Hyde paid a price for his enthusiasm. He was turned down for the chair of Celtic studies in Trinity by unionist bigots. His wife was alienated by his single-minded devotion to the Irish language. He was said to have a gamey eye. None of this was mentioned in the programme.

It was stronger on the republican intrigues that led to the politicisation of the Gaelic League in 1915 and Hyde's resignation as its president. Much of the sense of fun left the language movement with the ever-jovial Hyde, leaving the grim fanatics and academic pedants to go about their alienating ways.

Rather disgracefully, Hyde was not nominated to the original Senate of the Irish Free State, an episode not mentioned in the programme. His offence may have been to ask for clemency for Erskine Childers. He was co-opted by the serving senators in 1925 but defeated in the nationwide poll later that year. The programme attributed his defeat to his support for a pro-divorce resolution in the Senate but this is, in fact, far from clear.

Hyde was an agreed candidate for the presidency in 1938. The programme contained an amount of speculation on how this occurred. If the producers had asked Liam Cosgrave rather than Garret FitzGerald, they would have discovered that both the main parties put forward three candidates of their own political flavour. It was the Fine Gael leader, William Cosgrave, who suggested Hyde as a compromise.

De Valera agreed. He had every reason to do so. As Sinéad Flanagan, Bean de Valera had played the part of the fairy in Hyde's play An Tincéir agus an tSideog in George Moore's garden in Ely Place in the first summer of the 20th century. Dev himself had met Sinéad and come to the national movement through the Gaelic League. What is surprising is that he did not propose Hyde, who had been elected to the new Senate, in the first place.

As president, Hyde was the perfect symbol. A scion of a Protestant Ascendancy family, founder of the Gaelic League, graduate of Trinity College, professor in the National University, he reconciled in himself different Irelands. He came to the office with such historical stature that he did not require constant activity to establish his position.

The programme had charming accounts of President Hyde's lack of pomposity or self-importance. (He shocked his rank-conscious secretariat by asking his gardener in for a glass of whiskey.) Hyde's whole life's work had been built on shaking off the clinging coils of class, which were then so pervasive. It was a regrettable omission in the programme not to have played a recording of Hyde speaking English; significantly, his accent was more Maynooth than Trinity.

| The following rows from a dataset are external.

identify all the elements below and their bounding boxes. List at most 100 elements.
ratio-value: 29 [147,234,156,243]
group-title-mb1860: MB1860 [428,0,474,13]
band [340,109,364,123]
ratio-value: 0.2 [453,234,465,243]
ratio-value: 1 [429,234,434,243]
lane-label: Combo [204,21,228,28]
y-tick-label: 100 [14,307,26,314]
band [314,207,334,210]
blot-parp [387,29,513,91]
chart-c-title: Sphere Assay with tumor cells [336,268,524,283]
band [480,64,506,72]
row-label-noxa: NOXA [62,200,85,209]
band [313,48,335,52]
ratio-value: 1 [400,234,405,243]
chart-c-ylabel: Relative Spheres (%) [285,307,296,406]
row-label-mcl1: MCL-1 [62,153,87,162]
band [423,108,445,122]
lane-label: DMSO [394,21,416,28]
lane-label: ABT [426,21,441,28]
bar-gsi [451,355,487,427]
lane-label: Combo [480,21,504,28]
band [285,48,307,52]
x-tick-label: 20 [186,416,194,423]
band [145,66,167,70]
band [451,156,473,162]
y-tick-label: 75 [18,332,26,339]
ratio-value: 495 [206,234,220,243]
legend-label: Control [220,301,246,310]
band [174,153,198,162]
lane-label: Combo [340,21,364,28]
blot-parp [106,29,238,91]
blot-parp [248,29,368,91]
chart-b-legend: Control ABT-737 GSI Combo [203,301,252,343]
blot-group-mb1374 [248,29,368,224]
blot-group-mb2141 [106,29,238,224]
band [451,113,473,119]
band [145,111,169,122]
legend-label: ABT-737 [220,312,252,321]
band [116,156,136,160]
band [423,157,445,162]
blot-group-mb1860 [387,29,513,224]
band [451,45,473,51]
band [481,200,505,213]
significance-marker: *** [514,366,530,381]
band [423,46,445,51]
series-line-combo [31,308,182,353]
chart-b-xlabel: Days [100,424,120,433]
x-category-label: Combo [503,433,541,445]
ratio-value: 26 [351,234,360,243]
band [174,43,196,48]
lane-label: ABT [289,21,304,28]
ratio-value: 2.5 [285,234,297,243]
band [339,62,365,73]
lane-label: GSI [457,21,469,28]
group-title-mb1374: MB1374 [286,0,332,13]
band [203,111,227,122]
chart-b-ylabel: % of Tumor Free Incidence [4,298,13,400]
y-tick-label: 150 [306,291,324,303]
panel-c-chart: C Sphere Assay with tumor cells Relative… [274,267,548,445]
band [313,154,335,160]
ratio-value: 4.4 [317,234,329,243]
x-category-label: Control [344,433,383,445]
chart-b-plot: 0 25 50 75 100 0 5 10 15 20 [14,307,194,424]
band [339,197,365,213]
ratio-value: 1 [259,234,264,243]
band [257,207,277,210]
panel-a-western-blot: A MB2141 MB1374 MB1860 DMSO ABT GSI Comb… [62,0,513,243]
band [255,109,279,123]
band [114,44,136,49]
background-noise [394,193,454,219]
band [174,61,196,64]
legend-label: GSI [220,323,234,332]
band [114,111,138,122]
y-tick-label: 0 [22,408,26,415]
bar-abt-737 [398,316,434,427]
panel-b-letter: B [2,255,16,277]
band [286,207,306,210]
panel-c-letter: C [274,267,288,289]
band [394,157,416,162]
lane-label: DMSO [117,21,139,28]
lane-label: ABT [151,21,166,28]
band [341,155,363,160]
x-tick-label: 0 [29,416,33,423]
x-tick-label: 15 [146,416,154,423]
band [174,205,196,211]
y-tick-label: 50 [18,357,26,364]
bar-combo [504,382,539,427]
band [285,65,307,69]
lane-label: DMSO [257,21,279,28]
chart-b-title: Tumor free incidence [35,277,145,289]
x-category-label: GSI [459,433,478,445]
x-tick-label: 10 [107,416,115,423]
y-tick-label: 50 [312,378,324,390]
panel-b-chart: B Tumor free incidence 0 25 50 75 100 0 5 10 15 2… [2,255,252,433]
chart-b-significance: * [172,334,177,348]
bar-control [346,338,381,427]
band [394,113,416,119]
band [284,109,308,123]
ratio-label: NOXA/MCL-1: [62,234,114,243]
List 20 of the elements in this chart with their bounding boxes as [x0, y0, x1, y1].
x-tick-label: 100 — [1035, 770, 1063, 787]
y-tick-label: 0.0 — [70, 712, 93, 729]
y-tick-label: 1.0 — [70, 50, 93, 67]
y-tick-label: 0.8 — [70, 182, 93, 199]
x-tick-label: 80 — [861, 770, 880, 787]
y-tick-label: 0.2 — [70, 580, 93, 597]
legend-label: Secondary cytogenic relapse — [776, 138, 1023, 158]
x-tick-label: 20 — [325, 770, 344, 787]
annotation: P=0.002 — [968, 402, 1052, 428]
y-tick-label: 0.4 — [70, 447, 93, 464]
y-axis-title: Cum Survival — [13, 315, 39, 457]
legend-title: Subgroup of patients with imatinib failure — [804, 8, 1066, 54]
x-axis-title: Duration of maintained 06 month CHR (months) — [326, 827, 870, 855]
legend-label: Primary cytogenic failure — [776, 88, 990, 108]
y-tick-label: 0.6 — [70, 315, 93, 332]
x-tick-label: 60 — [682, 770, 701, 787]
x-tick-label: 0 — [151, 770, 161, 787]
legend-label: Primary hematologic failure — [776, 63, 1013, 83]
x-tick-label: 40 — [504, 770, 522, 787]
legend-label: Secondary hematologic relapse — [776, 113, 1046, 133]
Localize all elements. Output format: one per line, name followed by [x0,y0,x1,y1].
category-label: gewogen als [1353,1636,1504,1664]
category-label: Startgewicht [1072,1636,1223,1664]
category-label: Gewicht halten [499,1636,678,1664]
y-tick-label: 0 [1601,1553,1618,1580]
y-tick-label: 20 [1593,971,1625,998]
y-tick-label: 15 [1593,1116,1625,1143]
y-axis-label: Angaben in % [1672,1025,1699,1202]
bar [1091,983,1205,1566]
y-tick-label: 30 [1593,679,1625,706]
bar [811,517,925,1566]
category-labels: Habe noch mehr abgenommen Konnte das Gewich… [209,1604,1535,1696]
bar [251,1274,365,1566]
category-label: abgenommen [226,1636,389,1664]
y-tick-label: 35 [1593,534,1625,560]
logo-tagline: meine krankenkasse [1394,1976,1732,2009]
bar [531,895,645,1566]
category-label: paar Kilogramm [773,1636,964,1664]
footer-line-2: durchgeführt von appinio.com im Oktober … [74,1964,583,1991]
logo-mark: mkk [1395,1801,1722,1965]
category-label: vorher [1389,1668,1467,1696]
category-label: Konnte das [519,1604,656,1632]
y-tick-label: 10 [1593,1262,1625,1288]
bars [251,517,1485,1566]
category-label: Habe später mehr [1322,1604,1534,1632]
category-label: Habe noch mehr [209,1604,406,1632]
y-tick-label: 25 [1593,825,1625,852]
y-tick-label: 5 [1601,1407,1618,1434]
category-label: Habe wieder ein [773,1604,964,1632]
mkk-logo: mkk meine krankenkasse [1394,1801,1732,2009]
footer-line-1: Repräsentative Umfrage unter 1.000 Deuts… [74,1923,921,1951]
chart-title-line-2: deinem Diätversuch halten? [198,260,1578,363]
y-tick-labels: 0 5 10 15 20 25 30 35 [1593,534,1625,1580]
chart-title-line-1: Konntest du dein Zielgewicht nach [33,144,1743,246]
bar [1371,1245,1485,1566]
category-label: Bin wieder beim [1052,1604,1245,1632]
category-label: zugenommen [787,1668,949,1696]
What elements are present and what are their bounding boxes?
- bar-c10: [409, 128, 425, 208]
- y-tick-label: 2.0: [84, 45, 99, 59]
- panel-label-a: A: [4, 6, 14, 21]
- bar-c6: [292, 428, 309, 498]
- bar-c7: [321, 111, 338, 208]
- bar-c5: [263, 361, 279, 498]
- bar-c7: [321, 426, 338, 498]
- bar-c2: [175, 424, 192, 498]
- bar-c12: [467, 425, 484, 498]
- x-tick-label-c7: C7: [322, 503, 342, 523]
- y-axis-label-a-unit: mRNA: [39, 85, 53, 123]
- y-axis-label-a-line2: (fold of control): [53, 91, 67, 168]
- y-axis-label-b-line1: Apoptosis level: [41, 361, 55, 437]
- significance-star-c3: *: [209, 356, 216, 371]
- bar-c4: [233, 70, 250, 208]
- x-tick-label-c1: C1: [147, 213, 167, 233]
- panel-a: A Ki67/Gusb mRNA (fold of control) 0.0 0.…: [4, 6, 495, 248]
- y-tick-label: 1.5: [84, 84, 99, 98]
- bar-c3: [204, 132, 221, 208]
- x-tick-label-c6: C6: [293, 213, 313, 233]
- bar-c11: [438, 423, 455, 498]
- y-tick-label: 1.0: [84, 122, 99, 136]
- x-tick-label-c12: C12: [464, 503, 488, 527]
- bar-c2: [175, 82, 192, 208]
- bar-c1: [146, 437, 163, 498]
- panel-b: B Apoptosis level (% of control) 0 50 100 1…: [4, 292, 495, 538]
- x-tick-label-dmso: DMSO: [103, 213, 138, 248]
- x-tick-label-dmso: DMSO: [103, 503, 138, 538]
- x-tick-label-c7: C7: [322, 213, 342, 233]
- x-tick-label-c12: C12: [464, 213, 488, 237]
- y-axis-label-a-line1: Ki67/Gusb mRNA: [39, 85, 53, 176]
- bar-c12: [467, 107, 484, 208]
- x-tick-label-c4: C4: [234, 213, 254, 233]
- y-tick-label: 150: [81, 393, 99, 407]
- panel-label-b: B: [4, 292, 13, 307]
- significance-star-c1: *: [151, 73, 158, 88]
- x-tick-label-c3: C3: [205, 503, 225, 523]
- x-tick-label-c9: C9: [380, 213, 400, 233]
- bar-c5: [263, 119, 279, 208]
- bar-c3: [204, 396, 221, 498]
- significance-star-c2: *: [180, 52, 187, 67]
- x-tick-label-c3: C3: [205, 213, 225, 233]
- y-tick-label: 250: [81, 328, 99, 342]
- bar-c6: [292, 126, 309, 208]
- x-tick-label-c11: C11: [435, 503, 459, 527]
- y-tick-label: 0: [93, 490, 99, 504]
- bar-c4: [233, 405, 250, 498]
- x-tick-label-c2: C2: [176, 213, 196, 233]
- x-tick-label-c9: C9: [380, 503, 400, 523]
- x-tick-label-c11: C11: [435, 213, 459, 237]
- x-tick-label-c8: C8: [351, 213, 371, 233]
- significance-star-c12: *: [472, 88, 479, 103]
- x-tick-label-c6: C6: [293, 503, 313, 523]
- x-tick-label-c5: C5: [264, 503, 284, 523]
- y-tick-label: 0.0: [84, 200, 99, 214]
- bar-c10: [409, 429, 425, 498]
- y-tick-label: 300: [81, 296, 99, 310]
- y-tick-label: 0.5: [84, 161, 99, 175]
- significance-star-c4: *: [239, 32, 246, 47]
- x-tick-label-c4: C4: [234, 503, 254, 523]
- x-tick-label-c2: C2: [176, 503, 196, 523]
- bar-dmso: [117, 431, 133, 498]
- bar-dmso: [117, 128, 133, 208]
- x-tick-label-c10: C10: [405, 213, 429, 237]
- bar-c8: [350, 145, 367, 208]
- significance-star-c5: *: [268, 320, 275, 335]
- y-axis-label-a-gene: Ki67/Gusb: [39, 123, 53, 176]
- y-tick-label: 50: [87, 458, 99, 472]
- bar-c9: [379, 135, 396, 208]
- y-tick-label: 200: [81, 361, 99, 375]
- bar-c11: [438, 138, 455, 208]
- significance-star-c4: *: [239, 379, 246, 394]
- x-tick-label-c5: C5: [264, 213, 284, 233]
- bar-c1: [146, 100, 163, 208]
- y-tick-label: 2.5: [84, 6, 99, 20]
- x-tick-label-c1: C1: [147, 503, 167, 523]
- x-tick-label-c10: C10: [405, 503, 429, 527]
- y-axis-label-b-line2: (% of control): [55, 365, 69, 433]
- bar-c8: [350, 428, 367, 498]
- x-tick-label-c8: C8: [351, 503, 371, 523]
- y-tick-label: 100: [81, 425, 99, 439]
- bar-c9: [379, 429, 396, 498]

The programme is, I think, unfairly dismissive of Hyde's performance as president, suggesting that he settled for too diminished a role and set a bad precedent. No mention is made of the life he breathed into the human rights provisions of the Constitution by referring two pieces of legislation to the Supreme Court, one of which, the School Attendance Bill, was found unconstitutional.

I hope that the succeeding programmes in the series will be equally well produced but more thorough in their content.